Berlin, im Jahr 2039, kurz vor dem endgültigen Ende unserer Zivilisation. Nach
einer Reihe von Naturkatastrophen, einem Krieg gegen Europa und einem Atomunfall
sind in der Stadt nur wenige halbwegs intakte Häuser zurückgeblieben. Anna
lebt mit ihren Eltern in einer Ruine. Wasser, Nahrungsmittel und Heizmateriel
sind knapp. Besonders der Wassermangel belastet die wenigen Überlebenden; denn
ohne sauberes Wasser kann kein Gemüse mehr angebaut werden. Das Leben reduziert
sich auf Beschaffung von Waren und Vorsicht vor der Militärpolizei. Annas
Mutter hat sich längst depressiv ins Bett zurückgezogen; der Vater versucht
seine Tochter auf ein Überleben ohne Eltern vorzubereiten. Anna ist die
Beschafferin ihrer Familie, ohne die die Eltern nicht überleben könnten. In
ihrer Welt - die die Generation der Eltern zerstört hat - kommen Kinder
offenbar besser zurecht als Erwachsene. Das nächtliche Herumstreunen in einer
menschenleeren Stadt ermöglicht den wenigen Jugendlichen ein ungewöhnliches
Maß an Freiheit. Anna und die gleichaltrige Luki "finden" die
elternlose jüngere Santje und nehmen sie wie eine jüngere Schwester in ihren
Bund auf. Santje gibt Annas Leben wieder einen Sinn, das kleine Mädchen ist
eine Kostbarkeit, die unbedingt beschützt werden muss.
Wenn für kurze Zeit die Stromversorgung funktioniert, geht Anna mit ihrem Board
ins Internet, um zu bloggen. Es ist ein Schreiben gegen die verrinnende Zeit,
ein Wettlauf gegen Annas Verhaftung als Bloggerin oder gegen den Hunger. Ihre
Blogeinträge umfassen etwas mehr als ein Jahr; zur Handlung gehören jedoch
auch Erlebnisse außerhalb dieser Handlungsebene. Im Netz lernt Anna Ben aus
Hamburg kennen; eine gefährliche Beziehung, weil jede Aktivität im Netz die
Aufmerksamkeit der Webpolizei auf Anna ziehen könnte. Erst spät entwickelt
Anna Zweifel daran, ob Ben derjenige ist, der er zu sein vorgibt; denn seine
Darstellung klingt stark nach Agenten-Legende. Weitere Schauplätze ergeben
sich, ein U-Bahn-Tunnel, in dem Aufständische leben, die ländliche Umgebung
der Stadt und ein Erziehungsheim der Militärregierung, in das Anna gesteckt
wird.
Nana Rademacher legt mit "Wir waren hier" eine Dystopie für
Jugendliche vor, in der die Liebesgeschichte nicht im Mittelpunkt steht. Wir
waren hier ... haben während des Zweiten Weltkriegs Überlebende der
Bombenangriffe für ihre Angehörigen an die Mauern der ausgebombten Ruinen
geschrieben. Annas Geschichte übt deutlich Kritik an der Generation vorher,
die nichts zur Rettung der Welt unternommen hat. Doch je näher man als Leser zu
Annas Persönlichkeit vordringt, je stärker stellt sich die Frage, ob Annas
Generation es besser gemacht und den Untergang der Zivilisation verhindert
hätte. Wie hätte man selbst im Verteilungskampf Jeder gegen Jeden gehandelt?
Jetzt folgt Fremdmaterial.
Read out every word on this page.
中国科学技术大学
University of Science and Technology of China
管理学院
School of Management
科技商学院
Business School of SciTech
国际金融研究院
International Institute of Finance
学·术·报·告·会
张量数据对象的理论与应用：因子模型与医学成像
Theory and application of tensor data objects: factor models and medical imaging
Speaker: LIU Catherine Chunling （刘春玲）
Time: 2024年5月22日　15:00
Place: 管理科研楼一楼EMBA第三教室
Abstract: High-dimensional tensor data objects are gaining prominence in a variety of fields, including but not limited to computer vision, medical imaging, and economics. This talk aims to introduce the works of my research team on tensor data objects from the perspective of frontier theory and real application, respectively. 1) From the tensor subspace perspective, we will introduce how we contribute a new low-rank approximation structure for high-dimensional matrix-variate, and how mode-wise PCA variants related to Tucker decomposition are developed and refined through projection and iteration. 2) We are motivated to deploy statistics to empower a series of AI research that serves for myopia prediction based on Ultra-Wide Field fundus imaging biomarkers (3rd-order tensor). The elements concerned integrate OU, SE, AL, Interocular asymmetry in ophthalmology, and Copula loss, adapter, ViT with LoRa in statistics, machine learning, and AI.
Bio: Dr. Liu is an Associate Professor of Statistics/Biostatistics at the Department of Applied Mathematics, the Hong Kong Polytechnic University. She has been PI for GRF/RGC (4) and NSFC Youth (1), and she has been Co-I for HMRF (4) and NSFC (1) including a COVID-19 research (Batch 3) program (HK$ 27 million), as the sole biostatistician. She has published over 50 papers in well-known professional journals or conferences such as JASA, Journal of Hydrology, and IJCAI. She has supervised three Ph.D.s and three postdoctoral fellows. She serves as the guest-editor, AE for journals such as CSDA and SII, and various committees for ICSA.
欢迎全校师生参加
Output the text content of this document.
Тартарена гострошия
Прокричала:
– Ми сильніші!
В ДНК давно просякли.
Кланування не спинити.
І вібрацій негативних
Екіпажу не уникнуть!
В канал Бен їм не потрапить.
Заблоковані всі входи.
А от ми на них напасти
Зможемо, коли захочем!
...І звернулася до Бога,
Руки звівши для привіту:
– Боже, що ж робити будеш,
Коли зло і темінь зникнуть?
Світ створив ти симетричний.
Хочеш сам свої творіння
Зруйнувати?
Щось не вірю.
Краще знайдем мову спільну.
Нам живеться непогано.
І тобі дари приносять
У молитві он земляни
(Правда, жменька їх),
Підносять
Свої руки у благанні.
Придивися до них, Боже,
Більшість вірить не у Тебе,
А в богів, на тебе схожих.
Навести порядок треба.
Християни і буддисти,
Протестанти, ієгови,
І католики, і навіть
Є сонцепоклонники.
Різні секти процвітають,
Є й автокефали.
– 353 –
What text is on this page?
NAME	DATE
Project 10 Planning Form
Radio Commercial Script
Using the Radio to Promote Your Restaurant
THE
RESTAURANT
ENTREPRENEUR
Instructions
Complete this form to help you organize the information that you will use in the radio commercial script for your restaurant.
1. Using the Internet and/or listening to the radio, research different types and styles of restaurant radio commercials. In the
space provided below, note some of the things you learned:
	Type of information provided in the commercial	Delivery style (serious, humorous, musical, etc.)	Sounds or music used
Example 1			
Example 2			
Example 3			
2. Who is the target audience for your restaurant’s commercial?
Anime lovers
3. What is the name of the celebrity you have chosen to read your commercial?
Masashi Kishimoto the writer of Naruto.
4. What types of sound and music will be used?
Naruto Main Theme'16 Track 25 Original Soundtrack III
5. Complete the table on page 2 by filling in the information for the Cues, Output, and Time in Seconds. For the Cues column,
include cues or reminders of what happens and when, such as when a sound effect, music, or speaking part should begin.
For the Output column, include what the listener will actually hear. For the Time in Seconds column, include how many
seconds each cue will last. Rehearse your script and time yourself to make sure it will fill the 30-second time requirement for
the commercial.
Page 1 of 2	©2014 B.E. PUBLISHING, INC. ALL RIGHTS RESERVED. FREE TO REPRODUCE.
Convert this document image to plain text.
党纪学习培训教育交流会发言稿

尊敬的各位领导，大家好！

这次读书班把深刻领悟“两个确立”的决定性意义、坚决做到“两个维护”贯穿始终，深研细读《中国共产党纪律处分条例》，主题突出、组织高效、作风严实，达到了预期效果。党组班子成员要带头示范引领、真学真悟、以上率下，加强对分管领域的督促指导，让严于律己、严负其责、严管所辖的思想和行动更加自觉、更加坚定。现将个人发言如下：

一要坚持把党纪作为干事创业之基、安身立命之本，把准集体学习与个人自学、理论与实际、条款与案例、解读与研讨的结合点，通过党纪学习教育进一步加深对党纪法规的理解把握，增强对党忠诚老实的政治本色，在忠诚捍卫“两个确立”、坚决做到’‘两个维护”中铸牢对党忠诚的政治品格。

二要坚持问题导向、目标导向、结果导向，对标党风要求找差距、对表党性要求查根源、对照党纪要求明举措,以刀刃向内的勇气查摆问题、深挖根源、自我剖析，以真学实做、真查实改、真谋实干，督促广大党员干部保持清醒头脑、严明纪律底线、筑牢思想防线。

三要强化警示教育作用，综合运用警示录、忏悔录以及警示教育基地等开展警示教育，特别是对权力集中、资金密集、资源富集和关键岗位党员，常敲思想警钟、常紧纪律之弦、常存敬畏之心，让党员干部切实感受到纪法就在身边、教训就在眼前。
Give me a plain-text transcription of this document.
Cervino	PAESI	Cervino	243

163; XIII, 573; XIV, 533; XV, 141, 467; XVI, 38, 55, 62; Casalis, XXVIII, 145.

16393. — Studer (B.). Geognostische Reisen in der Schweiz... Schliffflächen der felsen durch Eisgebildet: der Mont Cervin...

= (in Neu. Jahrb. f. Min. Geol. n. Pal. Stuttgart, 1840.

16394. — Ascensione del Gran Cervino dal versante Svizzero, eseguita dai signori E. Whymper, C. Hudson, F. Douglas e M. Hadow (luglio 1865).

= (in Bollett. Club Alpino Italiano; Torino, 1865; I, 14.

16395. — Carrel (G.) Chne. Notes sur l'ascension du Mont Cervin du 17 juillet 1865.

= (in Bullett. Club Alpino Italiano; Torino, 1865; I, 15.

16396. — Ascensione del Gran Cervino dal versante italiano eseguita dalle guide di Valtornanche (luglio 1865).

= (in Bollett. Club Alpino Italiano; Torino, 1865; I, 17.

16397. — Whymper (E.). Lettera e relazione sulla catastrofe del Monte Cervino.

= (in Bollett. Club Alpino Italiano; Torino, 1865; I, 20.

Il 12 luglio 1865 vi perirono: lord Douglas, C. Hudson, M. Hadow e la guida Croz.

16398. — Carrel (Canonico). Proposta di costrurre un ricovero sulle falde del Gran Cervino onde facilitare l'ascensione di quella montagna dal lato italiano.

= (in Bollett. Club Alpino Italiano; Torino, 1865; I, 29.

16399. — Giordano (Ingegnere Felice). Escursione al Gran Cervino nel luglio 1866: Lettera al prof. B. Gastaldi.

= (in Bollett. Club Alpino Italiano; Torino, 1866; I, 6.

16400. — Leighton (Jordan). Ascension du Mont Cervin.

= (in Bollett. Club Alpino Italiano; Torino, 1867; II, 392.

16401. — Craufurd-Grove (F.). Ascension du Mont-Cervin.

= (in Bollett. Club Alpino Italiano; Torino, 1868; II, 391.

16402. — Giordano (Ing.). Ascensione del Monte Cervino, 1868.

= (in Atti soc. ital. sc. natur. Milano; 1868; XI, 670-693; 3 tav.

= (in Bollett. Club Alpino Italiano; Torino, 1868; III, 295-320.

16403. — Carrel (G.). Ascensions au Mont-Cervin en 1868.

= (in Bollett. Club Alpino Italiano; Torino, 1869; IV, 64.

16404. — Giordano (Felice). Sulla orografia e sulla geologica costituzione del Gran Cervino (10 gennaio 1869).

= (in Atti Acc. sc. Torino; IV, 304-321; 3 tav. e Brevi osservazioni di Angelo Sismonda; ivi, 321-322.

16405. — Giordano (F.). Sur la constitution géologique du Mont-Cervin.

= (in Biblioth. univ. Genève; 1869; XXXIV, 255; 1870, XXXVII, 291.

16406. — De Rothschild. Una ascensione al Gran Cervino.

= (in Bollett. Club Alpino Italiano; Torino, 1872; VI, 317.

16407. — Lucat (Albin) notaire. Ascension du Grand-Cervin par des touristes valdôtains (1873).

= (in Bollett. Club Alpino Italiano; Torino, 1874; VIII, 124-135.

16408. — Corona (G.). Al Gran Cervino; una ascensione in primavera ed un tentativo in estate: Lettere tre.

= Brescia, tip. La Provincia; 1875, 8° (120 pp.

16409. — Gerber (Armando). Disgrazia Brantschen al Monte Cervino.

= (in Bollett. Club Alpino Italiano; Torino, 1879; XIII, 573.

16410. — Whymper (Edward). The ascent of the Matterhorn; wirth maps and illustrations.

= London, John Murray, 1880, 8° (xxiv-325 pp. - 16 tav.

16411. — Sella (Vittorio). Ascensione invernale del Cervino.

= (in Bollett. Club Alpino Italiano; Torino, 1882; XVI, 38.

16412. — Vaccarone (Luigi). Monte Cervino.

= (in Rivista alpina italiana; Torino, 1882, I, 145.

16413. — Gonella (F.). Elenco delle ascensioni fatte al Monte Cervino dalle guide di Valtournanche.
Neben der oberflächlichen Spannung, ob und wie Anna überleben wird, stellen
sich Fragen danach, ob das eigene Überleben wichtiger ist als das der
Menschen, die man liebt, und wie überhaupt eine Generation die folgende auf
ein Überleben vorbereiten kann. Zweifel an der eigenen Wahrnehmung sind
angebracht. Hat Anna sich den Teil der Geschichte außerhalb Berlins am Ende nur
ausgedacht, nachdem sie nicht mehr ins Internet konnte?
Fazit
Annas Erlebnisse im Berlin des Jahres 2039 stellen durch die Erzählweise des
Plots auch an geübte Leser ab 14 einige Anforderungen.